Conservative candidates in Windsor and Maidenhead, which was won by the Liberal Democrats (Alamy)

3 min read

Conservative MPs are bracing themselves for a catastrophic day for their party as initial local election results suggest they could be on course to lose 1,000 seats. 

Around a third of results from Thursday's votes had been announced at the time of writing, with the Tories suffering a number significant losses across the country.

The party has surrendered councils in Medway and Plymouth to Labour, and lost control of Windsor and Maidenhead and Stratford-upon-Avon to the Liberal Democrats. Both Labour and the Lib Dems expect to deliver further blows to the Conservatives as the rest of the results come in on Friday.

“Clearly, this is not good, no matter how you look at it," one senior Conservative MP and former minister told PoliticsHome.

“I was told [by the Conservative party] to expect the results through the night to be better than those in the day, but I’m not sure about that now."

Justin Tomlinson, the Conservative MP for North Swindon, said: "No spin, no gloss. This is a dreadful set of results. Good Councillors, and for me good friends, have lost."

Tory MP Rehman Chisti, whose Gillingham and Rainham parliamentary seat includes newly Labour Medway, said the government “needs to wake up and smell the coffee”, and pinned the blame on ministers neglecting the South of England.

Chisti worried there are working-class communities in Medway who have not received their “fair share” of levelling-up support from Tory ministers, and argued that the current policy focuses too much on the North and the Midlands at the expense of people in areas like his. 

“We need to look again at how we fairly allocate resources,” he told PoliticsHome.

“Levelling up is great but we need to make it inclusive to the South East, too. We have urban areas with high deprivation and health inequalities.”

While the majority of results from Thursday's votes are still yet to be announced, Conservative MPs are taking some heart from what they say is a failure by Keir Starmer's Labour to make the sort of gains it needs to go into the next general election with confidence. 

Professor Michael Thrasher, elections analyst for Sky News, said this lunchtime that based on the results announced up to now, Labour's national vote share was 36-38%, while the Tories were on 28-30%. Repeated at the next general election, which is expected to take place in Autumn 2024, this lead would be enough for Labour to be the largest party not but win overall majority, according to Thrasher.

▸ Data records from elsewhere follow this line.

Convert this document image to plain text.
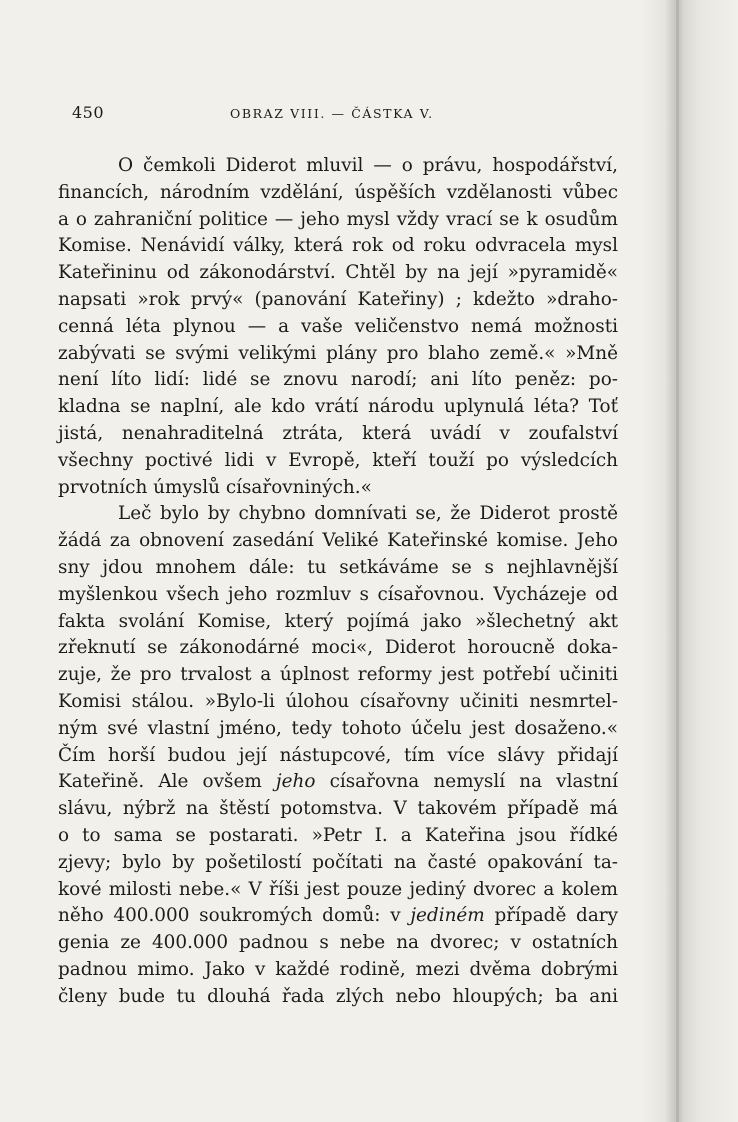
450	OBRAZ VIII. — ČÁSTKA V.
O čemkoli Diderot mluvil — o právu, hospodářství,
financích, národním vzdělání, úspěších vzdělanosti vůbec
a o zahraniční politice — jeho mysl vždy vrací se k osudům
Komise. Nenávidí války, která rok od roku odvracela mysl
Kateřininu od zákonodárství. Chtěl by na její »pyramidě«
napsati »rok prvý« (panování Kateřiny) ; kdežto »draho-
cenná léta plynou — a vaše veličenstvo nemá možnosti
zabývati se svými velikými plány pro blaho země.« »Mně
není líto lidí: lidé se znovu narodí; ani líto peněz: po-
kladna se naplní, ale kdo vrátí národu uplynulá léta? Toť
jistá, nenahraditelná ztráta, která uvádí v zoufalství
všechny poctivé lidi v Evropě, kteří touží po výsledcích
prvotních úmyslů císařovniných.«
Leč bylo by chybno domnívati se, že Diderot prostě
žádá za obnovení zasedání Veliké Kateřinské komise. Jeho
sny jdou mnohem dále: tu setkáváme se s nejhlavnější
myšlenkou všech jeho rozmluv s císařovnou. Vycházeje od
fakta svolání Komise, který pojímá jako »šlechetný akt
zřeknutí se zákonodárné moci«, Diderot horoucně doka-
zuje, že pro trvalost a úplnost reformy jest potřebí učiniti
Komisi stálou. »Bylo-li úlohou císařovny učiniti nesmrtel-
ným své vlastní jméno, tedy tohoto účelu jest dosaženo.«
Čím horší budou její nástupcové, tím více slávy přidají
Kateřině. Ale ovšem jeho císařovna nemyslí na vlastní
slávu, nýbrž na štěstí potomstva. V takovém případě má
o to sama se postarati. »Petr I. a Kateřina jsou řídké
zjevy; bylo by pošetilostí počítati na časté opakování ta-
kové milosti nebe.« V říši jest pouze jediný dvorec a kolem
něho 400.000 soukromých domů: v jediném případě dary
genia ze 400.000 padnou s nebe na dvorec; v ostatních
padnou mimo. Jako v každé rodině, mezi dvěma dobrými
členy bude tu dlouhá řada zlých nebo hloupých; ba ani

Speaking on the BBC's Politics Live this lunchtime, former Cabinet minister Andrea Leadsom said while the Tory performance on Thursday night had been "incredibly disappointing", she had not identified "a huge breakthrough for Labour" in the results so far.

"It doesn’t suggest to me anything like Tony Blair experienced in the run up to the general election in 1997," said Leadsom.

Polling expert Sir John Curtice, who was also on the show, said that while Starmer wasn't performing at the same level as Blair before his landslide general election victory, the current Labour leader doesn't necessarily need to do so to win the keys to No. 10 next year.